Thriving expresses the experience of profound oneness of one’s identity and supportive environmental context. Thriving describes the immersion into a state of true being in which one finds his or her most inner calling fulfilled, when every day is a bonus and life feels superbly and intrinsically right.
More than just a singular episodic experience, thriving entails development; to evolve towards the next higher level of engagement between the Self and developmental context (Benson & Scales, 2009, p.91). Thriving seeks the next higher level of loving, understanding, comprehension and interaction between self, others and the world at large.

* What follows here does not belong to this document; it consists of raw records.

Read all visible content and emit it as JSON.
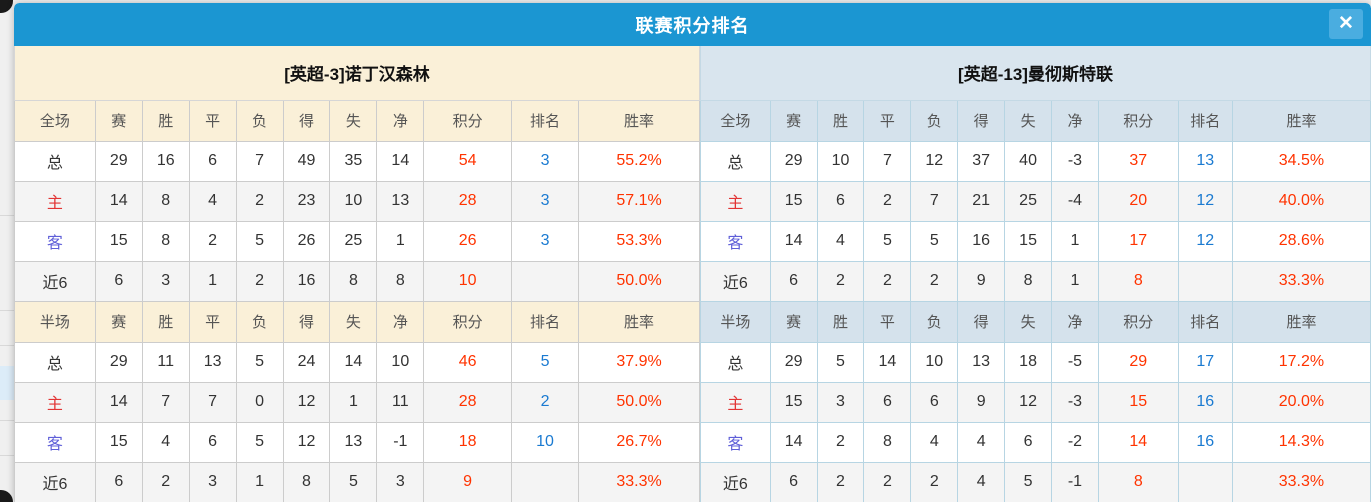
{
  "dialog": {
    "title": "联赛积分排名",
    "close_label": "✕"
  },
  "colors": {
    "titlebar_blue": "#1b96d2",
    "close_button_blue": "#4aade0",
    "left_theme_cream": "#faf0d8",
    "right_theme_lightblue": "#d9e5ee",
    "left_border_gray": "#cccccc",
    "right_border_blue": "#b7d5e3",
    "points_red": "#ff3300",
    "rank_blue": "#1a7ad1",
    "winrate_red": "#ff3300",
    "home_label_red": "#e23434",
    "away_label_blue": "#5f5fd8",
    "row_alt_gray": "#f4f4f4"
  },
  "table_headers": {
    "full_label": "全场",
    "half_label": "半场",
    "stat_cols": [
      "赛",
      "胜",
      "平",
      "负",
      "得",
      "失",
      "净",
      "积分",
      "排名",
      "胜率"
    ]
  },
  "teams": [
    {
      "side": "left",
      "title": "[英超-3]诺丁汉森林",
      "full_rows": [
        {
          "label": "总",
          "accent": "none",
          "stats": [
            "29",
            "16",
            "6",
            "7",
            "49",
            "35",
            "14",
            "54",
            "3",
            "55.2%"
          ]
        },
        {
          "label": "主",
          "accent": "home",
          "stats": [
            "14",
            "8",
            "4",
            "2",
            "23",
            "10",
            "13",
            "28",
            "3",
            "57.1%"
          ]
        },
        {
          "label": "客",
          "accent": "away",
          "stats": [
            "15",
            "8",
            "2",
            "5",
            "26",
            "25",
            "1",
            "26",
            "3",
            "53.3%"
          ]
        },
        {
          "label": "近6",
          "accent": "none",
          "stats": [
            "6",
            "3",
            "1",
            "2",
            "16",
            "8",
            "8",
            "10",
            "",
            "50.0%"
          ]
        }
      ],
      "half_rows": [
        {
          "label": "总",
          "accent": "none",
          "stats": [
            "29",
            "11",
            "13",
            "5",
            "24",
            "14",
            "10",
            "46",
            "5",
            "37.9%"
          ]
        },
        {
          "label": "主",
          "accent": "home",
          "stats": [
            "14",
            "7",
            "7",
            "0",
            "12",
            "1",
            "11",
            "28",
            "2",
            "50.0%"
          ]
        },
        {
          "label": "客",
          "accent": "away",
          "stats": [
            "15",
            "4",
            "6",
            "5",
            "12",
            "13",
            "-1",
            "18",
            "10",
            "26.7%"
          ]
        },
        {
          "label": "近6",
          "accent": "none",
          "stats": [
            "6",
            "2",
            "3",
            "1",
            "8",
            "5",
            "3",
            "9",
            "",
            "33.3%"
          ]
        }
      ]
    },
    {
      "side": "right",
      "title": "[英超-13]曼彻斯特联",
      "full_rows": [
        {
          "label": "总",
          "accent": "none",
          "stats": [
            "29",
            "10",
            "7",
            "12",
            "37",
            "40",
            "-3",
            "37",
            "13",
            "34.5%"
          ]
        },
        {
          "label": "主",
          "accent": "home",
          "stats": [
            "15",
            "6",
            "2",
            "7",
            "21",
            "25",
            "-4",
            "20",
            "12",
            "40.0%"
          ]
        },
        {
          "label": "客",
          "accent": "away",
          "stats": [
            "14",
            "4",
            "5",
            "5",
            "16",
            "15",
            "1",
            "17",
            "12",
            "28.6%"
          ]
        },
        {
          "label": "近6",
          "accent": "none",
          "stats": [
            "6",
            "2",
            "2",
            "2",
            "9",
            "8",
            "1",
            "8",
            "",
            "33.3%"
          ]
        }
      ],
      "half_rows": [
        {
          "label": "总",
          "accent": "none",
          "stats": [
            "29",
            "5",
            "14",
            "10",
            "13",
            "18",
            "-5",
            "29",
            "17",
            "17.2%"
          ]
        },
        {
          "label": "主",
          "accent": "home",
          "stats": [
            "15",
            "3",
            "6",
            "6",
            "9",
            "12",
            "-3",
            "15",
            "16",
            "20.0%"
          ]
        },
        {
          "label": "客",
          "accent": "away",
          "stats": [
            "14",
            "2",
            "8",
            "4",
            "4",
            "6",
            "-2",
            "14",
            "16",
            "14.3%"
          ]
        },
        {
          "label": "近6",
          "accent": "none",
          "stats": [
            "6",
            "2",
            "2",
            "2",
            "4",
            "5",
            "-1",
            "8",
            "",
            "33.3%"
          ]
        }
      ]
    }
  ],
  "layout_hints": {
    "left_col_widths_pct": [
      11.8,
      6.85,
      6.85,
      6.85,
      6.85,
      6.85,
      6.85,
      6.85,
      12.8,
      9.8,
      17.65
    ],
    "right_col_widths_pct": [
      10.4,
      7.0,
      7.0,
      7.0,
      7.0,
      7.0,
      7.0,
      7.0,
      11.9,
      8.1,
      20.6
    ]
  }
}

It isn’t until emerging adulthood that thriving appears (McAdams, 2001, p.102) facilitating identity achievement (Marcia, 1987) and helping to define adolescents’ specialness (Benson & Scales, p.90), but to a lesser extent to evoke long-term goal setting (Heckhausen et al., 2010) while this relation appears inversed in middle adulthood. Thriving moves gradually from identity-exploration to goal-exploration. Thriving is woven into the narrative of life stories within its cultural field (McAdams, p.114). Its process form is autobiographical and it allows scaffolding our life’s narrative and development of themes from the inside-out.

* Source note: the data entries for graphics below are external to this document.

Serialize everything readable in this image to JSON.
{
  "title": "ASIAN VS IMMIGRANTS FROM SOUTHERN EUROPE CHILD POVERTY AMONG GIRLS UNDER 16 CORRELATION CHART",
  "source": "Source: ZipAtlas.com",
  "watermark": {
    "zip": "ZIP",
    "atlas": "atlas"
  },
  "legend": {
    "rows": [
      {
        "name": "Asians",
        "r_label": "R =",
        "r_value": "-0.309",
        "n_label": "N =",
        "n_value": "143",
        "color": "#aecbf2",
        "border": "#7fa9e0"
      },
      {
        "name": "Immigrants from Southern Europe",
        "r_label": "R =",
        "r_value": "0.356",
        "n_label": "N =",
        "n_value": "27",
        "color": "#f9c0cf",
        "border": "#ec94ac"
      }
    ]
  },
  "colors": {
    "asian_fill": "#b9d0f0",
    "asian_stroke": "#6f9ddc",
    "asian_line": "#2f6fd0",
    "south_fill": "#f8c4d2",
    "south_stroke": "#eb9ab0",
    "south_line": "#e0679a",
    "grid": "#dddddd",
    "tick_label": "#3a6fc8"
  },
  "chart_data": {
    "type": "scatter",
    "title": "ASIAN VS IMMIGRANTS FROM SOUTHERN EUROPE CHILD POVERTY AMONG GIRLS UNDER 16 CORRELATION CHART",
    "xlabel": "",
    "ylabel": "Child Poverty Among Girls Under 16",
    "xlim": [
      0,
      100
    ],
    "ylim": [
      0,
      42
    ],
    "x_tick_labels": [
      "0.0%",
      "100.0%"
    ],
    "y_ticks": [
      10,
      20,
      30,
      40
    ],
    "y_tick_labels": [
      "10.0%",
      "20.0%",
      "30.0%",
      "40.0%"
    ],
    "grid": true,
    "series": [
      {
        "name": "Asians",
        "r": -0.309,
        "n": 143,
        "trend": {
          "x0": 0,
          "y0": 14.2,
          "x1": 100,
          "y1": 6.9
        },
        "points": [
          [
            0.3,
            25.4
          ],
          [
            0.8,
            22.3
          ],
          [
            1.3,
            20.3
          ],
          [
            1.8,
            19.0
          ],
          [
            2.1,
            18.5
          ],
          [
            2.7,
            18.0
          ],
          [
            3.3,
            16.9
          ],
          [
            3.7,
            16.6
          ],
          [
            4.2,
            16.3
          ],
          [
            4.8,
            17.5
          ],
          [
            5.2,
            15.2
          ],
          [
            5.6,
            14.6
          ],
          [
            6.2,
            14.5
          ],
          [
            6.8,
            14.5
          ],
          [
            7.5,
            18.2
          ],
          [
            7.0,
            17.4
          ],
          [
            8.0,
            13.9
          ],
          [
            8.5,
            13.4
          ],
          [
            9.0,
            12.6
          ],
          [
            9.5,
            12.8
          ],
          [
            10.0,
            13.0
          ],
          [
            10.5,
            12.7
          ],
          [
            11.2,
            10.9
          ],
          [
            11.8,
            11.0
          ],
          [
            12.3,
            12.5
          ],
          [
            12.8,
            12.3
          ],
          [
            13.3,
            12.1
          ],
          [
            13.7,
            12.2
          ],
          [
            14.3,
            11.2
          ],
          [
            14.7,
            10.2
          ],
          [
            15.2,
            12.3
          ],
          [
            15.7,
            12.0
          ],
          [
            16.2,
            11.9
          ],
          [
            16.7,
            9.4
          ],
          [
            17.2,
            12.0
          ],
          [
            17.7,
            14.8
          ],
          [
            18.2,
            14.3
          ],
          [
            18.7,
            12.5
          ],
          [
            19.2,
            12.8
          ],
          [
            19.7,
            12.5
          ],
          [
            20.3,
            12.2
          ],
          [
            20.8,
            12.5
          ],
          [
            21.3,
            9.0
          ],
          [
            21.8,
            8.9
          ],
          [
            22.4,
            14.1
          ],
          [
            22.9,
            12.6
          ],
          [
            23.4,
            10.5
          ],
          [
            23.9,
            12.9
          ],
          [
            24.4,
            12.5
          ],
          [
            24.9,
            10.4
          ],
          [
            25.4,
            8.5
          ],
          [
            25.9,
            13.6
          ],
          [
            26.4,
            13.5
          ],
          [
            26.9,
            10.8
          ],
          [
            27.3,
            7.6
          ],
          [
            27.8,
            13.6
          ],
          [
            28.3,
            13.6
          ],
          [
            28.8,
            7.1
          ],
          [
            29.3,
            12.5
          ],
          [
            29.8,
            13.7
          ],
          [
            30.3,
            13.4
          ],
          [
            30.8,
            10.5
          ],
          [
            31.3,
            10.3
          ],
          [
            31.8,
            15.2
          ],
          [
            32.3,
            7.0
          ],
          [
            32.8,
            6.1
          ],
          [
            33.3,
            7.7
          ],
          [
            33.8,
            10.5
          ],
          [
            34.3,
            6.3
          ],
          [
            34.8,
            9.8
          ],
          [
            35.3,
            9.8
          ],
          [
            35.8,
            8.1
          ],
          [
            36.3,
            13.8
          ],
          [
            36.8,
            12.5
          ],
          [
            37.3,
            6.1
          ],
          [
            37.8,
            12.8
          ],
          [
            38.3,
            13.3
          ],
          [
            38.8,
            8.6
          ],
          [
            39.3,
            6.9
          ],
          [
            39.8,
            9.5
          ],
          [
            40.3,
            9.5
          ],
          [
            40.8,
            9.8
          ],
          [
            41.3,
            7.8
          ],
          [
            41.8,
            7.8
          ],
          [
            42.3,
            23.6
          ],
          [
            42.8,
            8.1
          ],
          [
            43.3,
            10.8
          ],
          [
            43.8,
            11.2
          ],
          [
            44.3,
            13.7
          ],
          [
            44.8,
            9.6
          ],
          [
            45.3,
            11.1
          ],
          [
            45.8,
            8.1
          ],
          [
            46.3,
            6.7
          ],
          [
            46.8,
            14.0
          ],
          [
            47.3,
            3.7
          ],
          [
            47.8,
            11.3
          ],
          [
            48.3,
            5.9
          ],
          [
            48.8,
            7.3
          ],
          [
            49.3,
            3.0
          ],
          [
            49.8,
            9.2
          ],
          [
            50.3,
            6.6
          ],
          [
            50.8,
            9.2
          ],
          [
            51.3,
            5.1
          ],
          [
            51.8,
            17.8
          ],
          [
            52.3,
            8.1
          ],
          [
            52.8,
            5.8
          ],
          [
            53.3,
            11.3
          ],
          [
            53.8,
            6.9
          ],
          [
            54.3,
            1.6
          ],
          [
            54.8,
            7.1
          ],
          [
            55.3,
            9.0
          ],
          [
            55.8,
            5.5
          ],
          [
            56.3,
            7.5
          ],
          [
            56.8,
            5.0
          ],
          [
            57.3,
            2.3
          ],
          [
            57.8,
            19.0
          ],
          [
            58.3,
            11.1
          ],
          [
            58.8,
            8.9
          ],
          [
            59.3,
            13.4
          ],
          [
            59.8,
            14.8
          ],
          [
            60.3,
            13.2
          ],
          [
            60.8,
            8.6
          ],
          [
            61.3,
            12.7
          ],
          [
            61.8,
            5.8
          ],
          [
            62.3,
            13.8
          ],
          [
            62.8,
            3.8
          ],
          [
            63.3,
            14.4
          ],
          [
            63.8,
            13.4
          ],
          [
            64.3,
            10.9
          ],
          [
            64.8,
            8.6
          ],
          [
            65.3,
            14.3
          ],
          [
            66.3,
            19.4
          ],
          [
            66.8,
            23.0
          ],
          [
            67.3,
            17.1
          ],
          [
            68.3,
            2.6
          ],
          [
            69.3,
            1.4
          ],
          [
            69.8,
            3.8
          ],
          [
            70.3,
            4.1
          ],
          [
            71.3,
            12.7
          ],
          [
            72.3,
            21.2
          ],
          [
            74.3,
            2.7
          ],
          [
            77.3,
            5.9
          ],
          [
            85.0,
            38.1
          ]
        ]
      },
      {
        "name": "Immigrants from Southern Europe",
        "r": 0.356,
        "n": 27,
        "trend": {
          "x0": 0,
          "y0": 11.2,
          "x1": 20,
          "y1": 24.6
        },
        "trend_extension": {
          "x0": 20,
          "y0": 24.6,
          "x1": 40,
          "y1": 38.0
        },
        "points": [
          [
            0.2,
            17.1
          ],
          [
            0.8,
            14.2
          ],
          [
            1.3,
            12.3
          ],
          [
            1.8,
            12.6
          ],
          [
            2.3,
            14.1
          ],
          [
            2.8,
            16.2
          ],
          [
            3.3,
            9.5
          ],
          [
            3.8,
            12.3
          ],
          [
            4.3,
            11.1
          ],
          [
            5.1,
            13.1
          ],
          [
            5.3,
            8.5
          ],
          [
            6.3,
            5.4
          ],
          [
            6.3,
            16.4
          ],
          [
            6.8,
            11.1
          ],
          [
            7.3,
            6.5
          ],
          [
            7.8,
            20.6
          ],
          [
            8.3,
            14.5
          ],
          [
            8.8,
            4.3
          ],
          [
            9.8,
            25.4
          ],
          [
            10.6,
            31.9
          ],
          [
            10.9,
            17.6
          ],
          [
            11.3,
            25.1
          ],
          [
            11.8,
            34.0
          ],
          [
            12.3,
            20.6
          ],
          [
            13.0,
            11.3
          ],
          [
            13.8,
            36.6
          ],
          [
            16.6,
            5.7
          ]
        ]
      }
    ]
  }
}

Neither dispositional personality-traits nor characteristic goal adaptations (McAdams, p.111) or self-determination needs (Crocker & Park, 2004, Ryan & Deci, 2000) by themselves explain surging episodes of thriving: traits and needs exist permanently as a given while thriving-goals appear to be fueled by intrinsic motivations. Thriving requires embeddedness in relationships (e.g., teachers, mentors, superiors) and institutional settings that reinforce and encourage an individual’s potential and engage his or her intrinsic motivations. Thriving appears to be more related to the happiness dimension of ‘life evaluation’ than to ‘subjective well-being’ due its episodic nature and inherent goal-orientation. As such, thriving seems to be an emergent quality of developed countries. In traditional cultures people might just be happy (as in ‘subjective well-being’/ SWB) with the role that life, age and society has cast out for them.
In middle adulthood thriving may be accompanied by thematic fields of wisdom and knowledge, humanity and transcendence (Seligman et al., 2005) that come into focus as spiritual, pro-social and general altruistic directedness (Benson & Scales, 2009, p.93-94).
We grow, we develop and we enjoy happiness. When we positively interact with our environment, we experience extended episodes of thriving. Should thriving become the primary focus of research in life span development, rather than an abstracted idea of happiness? What prevents us from thriving? What are the effects and tangencies that periods of thriving provide for us? Do people have a right to thrive?
Benson, P. L., & Scales, P. C. (2009). The definition and preliminary measurement of thriving in adolescence. Journal of Positive Psychology, 4(1), 85–104.
Crocker, J., & Park, L. E. (2004). The costly pursuit of self-esteem. Psychological Bulletin, 130(3), 392–414.
McAdams, D. P. (2001). The psychology of life stories. Review of General Psychology, 5(2), 100–1222.
Heckhausen, J., Wrosch, C., & Schulz, R. (2010). A motivational theory of life-span development. Psychological Review, 117(1), 32–60.
Ryan, R. M., & Deci, E. L. (2000). Self-determination theory and the facilitation of intrinsic motivation, social development, and well-being. American Psychologist, 55, 68–78.
Seligman, M. E P, Steen, T., Park, N., & Peterson, C. (2005). Positive psychology progress: Empirical validation of interventions. American Psychologist, 60(5), 410-421.